La vacuna china contra el coronavirus ya está encaminada: las autoridades del país asiático aprobaron la primera patente para una vacuna para combatir el Covid-19, que esperan pueda producirse de forma masiva en el corto plazo en caso de que empeoren sus contagios, que superan los 89.400 casos.

La agencia de protección intelectual aprobó la patente de una vacuna creada por la Academia de Ciencias Militares y la empresa Cansino Biologics. En marzo se había convertido también en la primera en entrar en la fase de ensayos clínicos, según la agencia de noticias Xinhua.
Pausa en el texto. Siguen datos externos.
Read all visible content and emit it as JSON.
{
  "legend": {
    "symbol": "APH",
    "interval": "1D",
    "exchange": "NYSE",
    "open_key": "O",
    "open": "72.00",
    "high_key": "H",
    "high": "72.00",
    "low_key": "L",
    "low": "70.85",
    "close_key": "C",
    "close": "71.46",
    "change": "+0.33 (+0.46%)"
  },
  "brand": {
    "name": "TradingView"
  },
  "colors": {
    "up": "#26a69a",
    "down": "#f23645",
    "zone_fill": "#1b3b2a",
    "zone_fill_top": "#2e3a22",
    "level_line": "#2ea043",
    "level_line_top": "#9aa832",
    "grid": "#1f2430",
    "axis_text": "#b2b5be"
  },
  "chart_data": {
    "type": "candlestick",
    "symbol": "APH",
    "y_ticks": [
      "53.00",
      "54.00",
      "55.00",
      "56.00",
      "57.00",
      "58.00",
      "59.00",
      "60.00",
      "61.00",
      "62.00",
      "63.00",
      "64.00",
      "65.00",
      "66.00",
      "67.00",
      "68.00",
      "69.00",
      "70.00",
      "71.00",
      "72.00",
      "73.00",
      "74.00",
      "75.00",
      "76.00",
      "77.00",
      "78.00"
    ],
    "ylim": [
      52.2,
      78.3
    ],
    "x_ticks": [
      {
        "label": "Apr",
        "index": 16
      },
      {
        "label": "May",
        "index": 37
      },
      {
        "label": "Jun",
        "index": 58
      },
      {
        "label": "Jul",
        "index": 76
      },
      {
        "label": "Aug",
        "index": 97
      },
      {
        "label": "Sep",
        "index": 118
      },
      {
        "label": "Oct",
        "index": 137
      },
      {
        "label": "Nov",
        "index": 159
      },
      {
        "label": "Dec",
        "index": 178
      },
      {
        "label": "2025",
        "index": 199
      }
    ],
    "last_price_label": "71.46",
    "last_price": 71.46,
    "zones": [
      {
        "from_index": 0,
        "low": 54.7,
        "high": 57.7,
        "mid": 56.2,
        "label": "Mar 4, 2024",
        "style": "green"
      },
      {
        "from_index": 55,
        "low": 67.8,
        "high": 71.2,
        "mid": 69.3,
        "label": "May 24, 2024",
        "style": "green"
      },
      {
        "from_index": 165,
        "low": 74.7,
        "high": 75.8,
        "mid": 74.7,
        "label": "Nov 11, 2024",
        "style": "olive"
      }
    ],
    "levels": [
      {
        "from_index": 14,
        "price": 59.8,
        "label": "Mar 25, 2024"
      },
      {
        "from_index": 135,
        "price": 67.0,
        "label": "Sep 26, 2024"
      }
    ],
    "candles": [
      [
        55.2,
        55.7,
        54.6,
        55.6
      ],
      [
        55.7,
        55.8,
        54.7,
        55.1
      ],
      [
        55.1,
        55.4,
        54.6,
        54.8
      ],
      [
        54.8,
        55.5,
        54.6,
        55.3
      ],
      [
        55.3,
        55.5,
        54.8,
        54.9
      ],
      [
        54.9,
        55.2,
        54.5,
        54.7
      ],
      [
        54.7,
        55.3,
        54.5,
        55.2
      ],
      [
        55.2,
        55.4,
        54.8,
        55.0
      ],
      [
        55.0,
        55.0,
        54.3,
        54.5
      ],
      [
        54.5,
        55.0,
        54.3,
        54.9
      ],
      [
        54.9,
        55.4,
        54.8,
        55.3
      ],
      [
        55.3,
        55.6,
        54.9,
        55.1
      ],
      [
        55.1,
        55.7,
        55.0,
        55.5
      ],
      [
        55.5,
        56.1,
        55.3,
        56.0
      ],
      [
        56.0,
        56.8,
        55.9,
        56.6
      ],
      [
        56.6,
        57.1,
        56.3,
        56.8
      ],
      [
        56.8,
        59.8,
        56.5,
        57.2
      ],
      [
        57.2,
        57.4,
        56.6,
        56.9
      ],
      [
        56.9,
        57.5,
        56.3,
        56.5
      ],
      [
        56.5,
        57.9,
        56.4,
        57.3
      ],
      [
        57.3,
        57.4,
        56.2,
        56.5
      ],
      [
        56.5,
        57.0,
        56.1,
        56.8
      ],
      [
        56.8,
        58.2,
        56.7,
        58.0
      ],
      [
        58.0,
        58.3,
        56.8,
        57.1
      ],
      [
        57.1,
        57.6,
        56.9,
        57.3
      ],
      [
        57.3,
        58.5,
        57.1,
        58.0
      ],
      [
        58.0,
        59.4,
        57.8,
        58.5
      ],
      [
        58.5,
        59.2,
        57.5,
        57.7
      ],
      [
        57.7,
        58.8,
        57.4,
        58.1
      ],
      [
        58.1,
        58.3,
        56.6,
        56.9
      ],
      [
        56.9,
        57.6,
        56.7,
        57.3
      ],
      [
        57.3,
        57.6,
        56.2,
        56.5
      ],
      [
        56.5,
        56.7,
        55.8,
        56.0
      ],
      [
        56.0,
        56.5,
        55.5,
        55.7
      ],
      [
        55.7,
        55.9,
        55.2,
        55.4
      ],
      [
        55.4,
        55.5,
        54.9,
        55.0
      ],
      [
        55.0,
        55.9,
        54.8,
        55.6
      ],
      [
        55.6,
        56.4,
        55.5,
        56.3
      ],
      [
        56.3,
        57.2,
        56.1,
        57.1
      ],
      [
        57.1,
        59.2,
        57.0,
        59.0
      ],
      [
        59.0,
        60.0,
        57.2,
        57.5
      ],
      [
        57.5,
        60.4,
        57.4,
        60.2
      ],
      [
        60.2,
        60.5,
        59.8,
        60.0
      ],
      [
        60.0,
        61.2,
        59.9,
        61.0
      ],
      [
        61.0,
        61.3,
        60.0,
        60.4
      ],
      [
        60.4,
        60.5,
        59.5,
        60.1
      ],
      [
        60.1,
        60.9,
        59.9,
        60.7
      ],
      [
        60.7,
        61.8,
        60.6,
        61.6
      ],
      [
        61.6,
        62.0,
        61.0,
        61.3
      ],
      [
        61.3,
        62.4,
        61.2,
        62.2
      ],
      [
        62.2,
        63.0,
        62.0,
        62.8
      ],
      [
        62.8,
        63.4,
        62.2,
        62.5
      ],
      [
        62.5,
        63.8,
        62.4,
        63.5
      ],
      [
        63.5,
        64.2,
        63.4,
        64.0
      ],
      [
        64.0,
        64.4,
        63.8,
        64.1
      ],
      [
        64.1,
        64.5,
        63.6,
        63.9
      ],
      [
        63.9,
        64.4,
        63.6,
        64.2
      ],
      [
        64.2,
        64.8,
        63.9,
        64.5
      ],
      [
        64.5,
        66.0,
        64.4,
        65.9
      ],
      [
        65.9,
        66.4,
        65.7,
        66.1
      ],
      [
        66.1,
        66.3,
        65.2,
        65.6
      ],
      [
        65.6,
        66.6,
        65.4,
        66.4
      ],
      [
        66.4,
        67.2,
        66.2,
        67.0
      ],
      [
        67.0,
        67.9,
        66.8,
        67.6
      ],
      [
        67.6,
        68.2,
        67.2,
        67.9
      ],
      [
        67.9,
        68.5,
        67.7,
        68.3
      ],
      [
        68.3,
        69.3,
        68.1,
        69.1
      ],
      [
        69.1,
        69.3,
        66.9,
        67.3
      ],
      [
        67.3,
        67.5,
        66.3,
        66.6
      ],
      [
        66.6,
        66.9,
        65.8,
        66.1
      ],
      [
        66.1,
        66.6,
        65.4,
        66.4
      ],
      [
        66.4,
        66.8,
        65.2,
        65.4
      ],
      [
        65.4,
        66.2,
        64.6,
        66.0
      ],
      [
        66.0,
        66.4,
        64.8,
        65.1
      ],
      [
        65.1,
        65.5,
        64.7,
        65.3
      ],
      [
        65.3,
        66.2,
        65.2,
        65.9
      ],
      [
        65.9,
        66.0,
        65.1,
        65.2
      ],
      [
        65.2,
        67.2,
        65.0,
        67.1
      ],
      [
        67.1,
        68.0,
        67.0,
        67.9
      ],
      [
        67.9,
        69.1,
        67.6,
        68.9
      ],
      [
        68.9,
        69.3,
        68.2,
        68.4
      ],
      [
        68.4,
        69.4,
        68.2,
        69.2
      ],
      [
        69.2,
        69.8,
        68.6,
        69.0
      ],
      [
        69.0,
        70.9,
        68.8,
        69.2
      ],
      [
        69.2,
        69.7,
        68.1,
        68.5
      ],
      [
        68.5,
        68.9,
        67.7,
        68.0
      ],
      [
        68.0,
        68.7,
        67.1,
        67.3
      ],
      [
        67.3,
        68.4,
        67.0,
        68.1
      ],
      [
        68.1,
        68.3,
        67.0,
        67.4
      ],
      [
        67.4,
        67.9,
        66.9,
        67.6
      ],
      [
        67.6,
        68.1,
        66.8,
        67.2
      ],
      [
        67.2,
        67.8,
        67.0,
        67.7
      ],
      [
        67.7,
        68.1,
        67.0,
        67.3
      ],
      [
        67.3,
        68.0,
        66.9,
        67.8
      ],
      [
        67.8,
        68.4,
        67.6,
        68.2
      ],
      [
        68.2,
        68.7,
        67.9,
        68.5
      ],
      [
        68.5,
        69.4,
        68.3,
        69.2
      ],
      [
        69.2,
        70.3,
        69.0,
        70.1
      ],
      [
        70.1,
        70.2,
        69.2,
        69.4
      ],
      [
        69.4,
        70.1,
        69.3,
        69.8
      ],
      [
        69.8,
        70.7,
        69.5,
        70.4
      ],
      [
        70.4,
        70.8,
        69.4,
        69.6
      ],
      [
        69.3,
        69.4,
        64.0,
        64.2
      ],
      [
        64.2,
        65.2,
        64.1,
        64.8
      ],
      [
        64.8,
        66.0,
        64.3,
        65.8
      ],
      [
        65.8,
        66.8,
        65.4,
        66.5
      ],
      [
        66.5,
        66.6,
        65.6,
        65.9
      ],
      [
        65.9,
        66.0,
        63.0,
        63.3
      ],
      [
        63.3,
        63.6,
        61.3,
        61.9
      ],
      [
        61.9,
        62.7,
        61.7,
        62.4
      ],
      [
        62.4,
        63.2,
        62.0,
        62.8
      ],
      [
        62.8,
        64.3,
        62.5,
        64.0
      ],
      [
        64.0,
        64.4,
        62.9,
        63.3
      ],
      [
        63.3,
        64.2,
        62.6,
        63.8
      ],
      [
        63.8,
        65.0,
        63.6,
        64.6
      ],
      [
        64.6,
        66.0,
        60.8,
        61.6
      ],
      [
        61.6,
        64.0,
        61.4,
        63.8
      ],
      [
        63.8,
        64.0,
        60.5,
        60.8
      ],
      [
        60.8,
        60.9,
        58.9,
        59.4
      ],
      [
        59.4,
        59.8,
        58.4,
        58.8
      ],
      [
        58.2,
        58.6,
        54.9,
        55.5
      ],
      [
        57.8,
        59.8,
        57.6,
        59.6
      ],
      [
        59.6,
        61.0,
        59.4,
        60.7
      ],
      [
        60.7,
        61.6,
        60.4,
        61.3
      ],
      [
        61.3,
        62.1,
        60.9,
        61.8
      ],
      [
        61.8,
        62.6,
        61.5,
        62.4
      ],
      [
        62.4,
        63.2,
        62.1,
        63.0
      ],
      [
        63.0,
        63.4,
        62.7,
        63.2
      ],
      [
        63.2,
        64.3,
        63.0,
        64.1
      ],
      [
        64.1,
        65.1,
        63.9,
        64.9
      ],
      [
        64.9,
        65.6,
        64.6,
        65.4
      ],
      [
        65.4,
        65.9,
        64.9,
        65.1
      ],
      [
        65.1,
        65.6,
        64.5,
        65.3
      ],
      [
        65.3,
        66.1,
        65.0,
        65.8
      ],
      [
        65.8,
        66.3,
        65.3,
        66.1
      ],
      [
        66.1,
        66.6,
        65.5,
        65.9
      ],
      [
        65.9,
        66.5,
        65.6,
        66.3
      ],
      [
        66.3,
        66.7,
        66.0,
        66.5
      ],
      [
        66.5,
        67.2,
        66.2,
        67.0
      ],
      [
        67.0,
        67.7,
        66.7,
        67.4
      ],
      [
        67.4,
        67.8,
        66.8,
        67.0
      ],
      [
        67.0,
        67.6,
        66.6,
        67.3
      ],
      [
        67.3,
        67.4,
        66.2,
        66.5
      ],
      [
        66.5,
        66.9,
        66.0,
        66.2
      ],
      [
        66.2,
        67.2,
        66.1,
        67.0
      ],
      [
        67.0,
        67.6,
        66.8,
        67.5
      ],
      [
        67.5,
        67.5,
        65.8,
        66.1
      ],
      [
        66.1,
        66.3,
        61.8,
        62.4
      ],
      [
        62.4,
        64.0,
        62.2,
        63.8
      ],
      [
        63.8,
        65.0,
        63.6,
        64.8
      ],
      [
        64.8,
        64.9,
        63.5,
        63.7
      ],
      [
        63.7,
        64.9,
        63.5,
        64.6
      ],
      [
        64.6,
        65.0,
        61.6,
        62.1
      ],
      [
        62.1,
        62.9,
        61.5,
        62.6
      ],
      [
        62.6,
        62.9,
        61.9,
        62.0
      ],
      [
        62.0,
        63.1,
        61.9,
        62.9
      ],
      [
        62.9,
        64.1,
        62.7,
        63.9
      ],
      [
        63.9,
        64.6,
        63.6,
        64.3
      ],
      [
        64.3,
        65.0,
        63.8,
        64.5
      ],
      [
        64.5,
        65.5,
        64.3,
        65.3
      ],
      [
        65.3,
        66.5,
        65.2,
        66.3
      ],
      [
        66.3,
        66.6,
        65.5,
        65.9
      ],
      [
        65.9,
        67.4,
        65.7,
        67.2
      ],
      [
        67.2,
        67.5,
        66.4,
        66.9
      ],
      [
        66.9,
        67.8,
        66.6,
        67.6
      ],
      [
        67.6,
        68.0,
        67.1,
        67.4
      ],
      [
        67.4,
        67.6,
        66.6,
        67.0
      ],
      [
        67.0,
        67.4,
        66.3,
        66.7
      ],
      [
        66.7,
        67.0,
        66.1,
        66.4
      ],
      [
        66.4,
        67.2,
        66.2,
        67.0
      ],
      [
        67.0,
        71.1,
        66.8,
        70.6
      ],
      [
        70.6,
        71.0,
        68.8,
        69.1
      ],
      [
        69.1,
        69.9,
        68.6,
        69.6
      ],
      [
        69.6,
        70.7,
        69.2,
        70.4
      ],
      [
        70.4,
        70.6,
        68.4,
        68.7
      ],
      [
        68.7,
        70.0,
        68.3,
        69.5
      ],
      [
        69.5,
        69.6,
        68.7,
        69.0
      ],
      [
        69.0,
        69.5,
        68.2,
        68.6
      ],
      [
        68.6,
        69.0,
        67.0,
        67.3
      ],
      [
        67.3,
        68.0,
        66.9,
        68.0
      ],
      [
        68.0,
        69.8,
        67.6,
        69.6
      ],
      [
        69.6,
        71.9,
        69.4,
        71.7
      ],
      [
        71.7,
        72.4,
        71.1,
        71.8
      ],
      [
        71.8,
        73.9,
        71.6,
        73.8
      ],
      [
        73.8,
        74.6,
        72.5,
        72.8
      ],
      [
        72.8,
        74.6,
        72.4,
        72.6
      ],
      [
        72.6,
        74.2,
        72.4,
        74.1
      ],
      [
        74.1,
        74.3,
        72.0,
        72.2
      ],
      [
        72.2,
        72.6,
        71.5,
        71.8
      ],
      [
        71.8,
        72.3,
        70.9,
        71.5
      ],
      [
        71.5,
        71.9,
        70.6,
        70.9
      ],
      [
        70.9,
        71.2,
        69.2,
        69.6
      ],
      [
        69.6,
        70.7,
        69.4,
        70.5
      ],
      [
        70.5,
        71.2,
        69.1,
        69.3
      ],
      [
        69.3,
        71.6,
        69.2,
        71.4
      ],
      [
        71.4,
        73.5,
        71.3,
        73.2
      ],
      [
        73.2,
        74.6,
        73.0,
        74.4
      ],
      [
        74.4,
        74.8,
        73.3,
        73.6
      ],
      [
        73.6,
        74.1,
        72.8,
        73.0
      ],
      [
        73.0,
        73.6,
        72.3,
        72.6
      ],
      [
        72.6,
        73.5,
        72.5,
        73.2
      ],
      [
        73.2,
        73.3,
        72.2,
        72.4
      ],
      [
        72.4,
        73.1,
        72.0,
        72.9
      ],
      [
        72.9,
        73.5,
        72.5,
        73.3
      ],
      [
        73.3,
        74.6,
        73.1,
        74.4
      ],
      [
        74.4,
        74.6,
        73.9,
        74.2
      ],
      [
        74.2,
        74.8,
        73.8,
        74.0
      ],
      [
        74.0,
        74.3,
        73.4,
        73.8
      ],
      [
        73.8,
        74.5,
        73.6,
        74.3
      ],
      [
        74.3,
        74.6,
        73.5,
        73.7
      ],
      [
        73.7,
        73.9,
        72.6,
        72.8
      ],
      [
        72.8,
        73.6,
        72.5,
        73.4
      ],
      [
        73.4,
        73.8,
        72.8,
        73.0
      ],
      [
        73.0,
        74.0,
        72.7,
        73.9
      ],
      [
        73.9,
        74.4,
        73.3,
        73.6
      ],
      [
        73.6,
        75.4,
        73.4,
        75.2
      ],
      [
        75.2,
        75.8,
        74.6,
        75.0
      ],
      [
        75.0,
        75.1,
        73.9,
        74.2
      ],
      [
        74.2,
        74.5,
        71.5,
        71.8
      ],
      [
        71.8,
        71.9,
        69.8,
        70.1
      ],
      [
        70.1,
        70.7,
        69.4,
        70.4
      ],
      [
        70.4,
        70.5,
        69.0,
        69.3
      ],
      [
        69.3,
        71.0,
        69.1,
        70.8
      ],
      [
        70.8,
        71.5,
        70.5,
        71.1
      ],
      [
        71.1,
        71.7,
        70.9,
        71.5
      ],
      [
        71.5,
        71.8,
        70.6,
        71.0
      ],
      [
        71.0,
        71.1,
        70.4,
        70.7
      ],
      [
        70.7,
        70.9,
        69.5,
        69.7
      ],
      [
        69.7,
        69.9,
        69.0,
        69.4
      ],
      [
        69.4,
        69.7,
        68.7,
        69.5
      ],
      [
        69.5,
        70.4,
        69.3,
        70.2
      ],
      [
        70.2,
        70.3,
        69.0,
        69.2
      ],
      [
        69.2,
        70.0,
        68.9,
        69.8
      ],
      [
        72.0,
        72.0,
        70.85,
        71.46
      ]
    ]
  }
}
Esta vacuna superó las dos primeras fases y ya habría demostrado crear inmunidad frente al virus en roedores. "Puede crear una respuesta inmune celular y humoral en un corto periodo de tiempo", señala el documento recogido por la prensa oficial.

La pandemia de coronavirus, que se originó en diciembre pasado en la ciudad china de Wuhan, suma a nivel global más de 21,7 millones de casos y casi 776.000 fallecidos. La diseminación global del virus Covid-19 derivó también en una carrera por la obtención de un vacuna eficaz.

Rusia se convirtió la semana pasada en el primer país en informar del registro y la fabricación de una vacuna. La vacuna rusa Sputnik V recibe un nombre emblemático que remite a la Guerra Fría con Estados Unidos, que salió rápidamente a decir que prevé tener su vacuna para fines de este año.

Mientras tanto, Argentina ya se aseguró tener suficientes dosis de la vacuna de la Universidad de Oxford cuando la misma pase las pruebas necesarias. Por un acuerdo con la casa de estudios, el laboratorio AstraZeneca, la Fundación Slim y el gobierno de México, el laboratorio nacional Mabxience estará encargado de producir la sustancia activa de la vacuna de Oxford a gran escala y abastecerá a toda América Latina a precio de costo, excepto Brasil, que hizo otra negociación.